S. 743 also would establish an alternative for States that choose not to join the interstate compact. However, it would not allow nonparticipating States to “level the playing field” by charging the same sales tax on all transactions regardless of whether the sale is consummated remotely or in person. Currently, a buyer’s State of residence is generally irrelevant with respect to in-person purchases, though there are important exceptions such as motor vehicles. (This can be done efficiently because States make their residents pay in-State sales taxes as a condition of registration.)
There are other routine purchases in which one’s State of residence is irrelevant to whether a tax is applied.

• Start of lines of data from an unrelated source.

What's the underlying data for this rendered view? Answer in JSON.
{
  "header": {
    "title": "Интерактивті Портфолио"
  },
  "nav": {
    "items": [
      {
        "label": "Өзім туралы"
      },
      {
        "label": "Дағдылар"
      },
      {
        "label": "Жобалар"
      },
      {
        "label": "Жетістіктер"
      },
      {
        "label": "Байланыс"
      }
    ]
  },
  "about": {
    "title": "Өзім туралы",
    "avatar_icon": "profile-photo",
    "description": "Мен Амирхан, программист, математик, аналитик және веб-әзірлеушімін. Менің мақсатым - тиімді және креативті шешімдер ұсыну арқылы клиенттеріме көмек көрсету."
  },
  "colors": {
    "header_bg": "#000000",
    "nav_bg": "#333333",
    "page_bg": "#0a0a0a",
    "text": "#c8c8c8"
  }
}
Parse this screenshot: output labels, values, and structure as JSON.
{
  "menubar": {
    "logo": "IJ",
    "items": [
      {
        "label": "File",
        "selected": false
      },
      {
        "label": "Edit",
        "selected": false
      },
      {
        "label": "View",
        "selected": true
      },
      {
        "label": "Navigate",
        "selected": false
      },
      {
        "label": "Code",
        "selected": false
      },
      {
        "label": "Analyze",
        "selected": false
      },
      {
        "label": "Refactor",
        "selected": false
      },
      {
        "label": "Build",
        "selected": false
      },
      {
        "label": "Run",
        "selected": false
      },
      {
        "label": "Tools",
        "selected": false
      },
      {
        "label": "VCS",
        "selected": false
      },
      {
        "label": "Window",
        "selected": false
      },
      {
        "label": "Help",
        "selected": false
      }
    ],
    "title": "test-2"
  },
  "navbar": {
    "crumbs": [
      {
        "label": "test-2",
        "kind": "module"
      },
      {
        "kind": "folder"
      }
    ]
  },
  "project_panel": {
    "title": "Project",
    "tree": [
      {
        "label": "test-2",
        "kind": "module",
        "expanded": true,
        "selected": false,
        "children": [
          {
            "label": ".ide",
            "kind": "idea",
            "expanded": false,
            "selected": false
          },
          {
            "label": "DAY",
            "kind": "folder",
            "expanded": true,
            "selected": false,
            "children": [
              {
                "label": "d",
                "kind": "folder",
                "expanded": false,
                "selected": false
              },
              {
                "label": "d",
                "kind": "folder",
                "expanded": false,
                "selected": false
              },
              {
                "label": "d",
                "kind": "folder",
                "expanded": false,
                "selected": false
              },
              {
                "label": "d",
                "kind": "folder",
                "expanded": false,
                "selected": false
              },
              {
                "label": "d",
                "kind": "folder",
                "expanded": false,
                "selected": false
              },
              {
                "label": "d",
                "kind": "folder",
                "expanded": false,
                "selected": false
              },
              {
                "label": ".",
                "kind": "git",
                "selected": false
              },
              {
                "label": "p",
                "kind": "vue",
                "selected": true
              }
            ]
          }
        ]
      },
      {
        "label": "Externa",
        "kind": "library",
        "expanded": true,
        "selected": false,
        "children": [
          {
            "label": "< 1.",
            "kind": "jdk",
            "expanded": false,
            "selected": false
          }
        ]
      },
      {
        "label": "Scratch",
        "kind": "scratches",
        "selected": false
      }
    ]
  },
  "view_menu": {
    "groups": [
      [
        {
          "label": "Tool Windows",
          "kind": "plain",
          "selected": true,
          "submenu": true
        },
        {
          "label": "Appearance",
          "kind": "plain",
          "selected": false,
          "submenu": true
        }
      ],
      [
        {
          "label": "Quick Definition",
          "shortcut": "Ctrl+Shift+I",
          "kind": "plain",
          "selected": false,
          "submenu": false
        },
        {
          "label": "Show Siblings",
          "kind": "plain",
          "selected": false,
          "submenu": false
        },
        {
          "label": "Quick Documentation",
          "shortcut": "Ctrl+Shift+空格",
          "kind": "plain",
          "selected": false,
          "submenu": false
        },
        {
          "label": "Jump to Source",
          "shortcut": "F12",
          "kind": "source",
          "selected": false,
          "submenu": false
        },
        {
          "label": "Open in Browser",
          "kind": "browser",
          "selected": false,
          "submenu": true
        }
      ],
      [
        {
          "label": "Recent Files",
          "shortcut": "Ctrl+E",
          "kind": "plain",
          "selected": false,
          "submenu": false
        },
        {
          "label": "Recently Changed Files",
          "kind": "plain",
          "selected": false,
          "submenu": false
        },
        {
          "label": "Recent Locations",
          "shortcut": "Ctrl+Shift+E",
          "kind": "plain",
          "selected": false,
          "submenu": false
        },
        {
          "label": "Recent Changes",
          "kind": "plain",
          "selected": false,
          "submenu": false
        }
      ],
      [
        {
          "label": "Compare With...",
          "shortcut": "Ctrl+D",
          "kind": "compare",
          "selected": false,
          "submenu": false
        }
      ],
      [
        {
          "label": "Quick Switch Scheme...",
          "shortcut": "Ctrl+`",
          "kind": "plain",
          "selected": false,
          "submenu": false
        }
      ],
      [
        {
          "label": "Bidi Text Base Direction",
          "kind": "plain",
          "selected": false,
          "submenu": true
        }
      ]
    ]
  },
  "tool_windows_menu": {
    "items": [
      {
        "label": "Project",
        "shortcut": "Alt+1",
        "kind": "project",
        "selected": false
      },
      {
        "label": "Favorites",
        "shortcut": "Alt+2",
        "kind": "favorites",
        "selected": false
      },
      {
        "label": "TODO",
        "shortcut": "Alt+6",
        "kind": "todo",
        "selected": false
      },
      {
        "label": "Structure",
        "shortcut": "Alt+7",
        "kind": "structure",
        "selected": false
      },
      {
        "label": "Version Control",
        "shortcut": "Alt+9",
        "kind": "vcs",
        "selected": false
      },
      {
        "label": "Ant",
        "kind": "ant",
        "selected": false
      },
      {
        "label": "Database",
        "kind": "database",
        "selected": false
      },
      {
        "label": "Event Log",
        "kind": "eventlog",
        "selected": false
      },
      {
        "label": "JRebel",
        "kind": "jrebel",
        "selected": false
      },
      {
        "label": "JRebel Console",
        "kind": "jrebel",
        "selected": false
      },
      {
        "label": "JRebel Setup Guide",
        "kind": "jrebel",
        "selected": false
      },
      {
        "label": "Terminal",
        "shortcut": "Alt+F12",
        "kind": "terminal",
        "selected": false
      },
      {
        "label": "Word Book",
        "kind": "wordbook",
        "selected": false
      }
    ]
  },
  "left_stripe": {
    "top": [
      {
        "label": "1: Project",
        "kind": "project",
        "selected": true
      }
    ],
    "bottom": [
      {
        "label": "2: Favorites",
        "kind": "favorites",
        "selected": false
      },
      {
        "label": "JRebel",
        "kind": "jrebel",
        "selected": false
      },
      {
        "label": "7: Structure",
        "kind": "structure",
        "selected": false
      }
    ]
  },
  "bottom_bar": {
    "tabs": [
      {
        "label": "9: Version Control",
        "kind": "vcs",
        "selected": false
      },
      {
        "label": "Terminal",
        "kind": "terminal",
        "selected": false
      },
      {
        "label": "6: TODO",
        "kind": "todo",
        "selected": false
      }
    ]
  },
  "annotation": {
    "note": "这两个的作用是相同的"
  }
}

Think of taxes on rental cars and hotel/motel rooms; whether one is a resident of New York or Oregon has no bearing on whether one must pay New York’s car rental tax or hotel/motel tax. These taxes are widely (and generally correctly) viewed as taxes on nonresidents, which New York confirms by exempting those who stay in a single establishment at least 90 consecutive days (“permanent residents”). Still, these taxes are applied in a generally nondiscriminatory manner irrespective of the traveler’s State of residence.
Why doesn’t S. 743 allow States to charge the same sales tax irrespective of whether the purchase is consummated remotely or in person? Sen. Enzi’s Wyoming might benefit from that rule if a disproportionate share of its retail sales are made remotely. States with low sales taxes would become magnets attracting Internet businesses, and these States might enjoy greater tax revenue as a result. It is not obvious that a high tax rate on residents generates more revenue than a low tax on everyone.
And to be clear, while this alternative not in S. 743 would “level the playing field” with respect to retailers’ transactions costs, it would tilt the States’ playing field even further in favor of States with low sales tax rates. Given that the purpose of the bill is to raise State sales tax revenue, it should not be surprising that States supporting S. 743 do so in part because it would reduce interstate tax competition.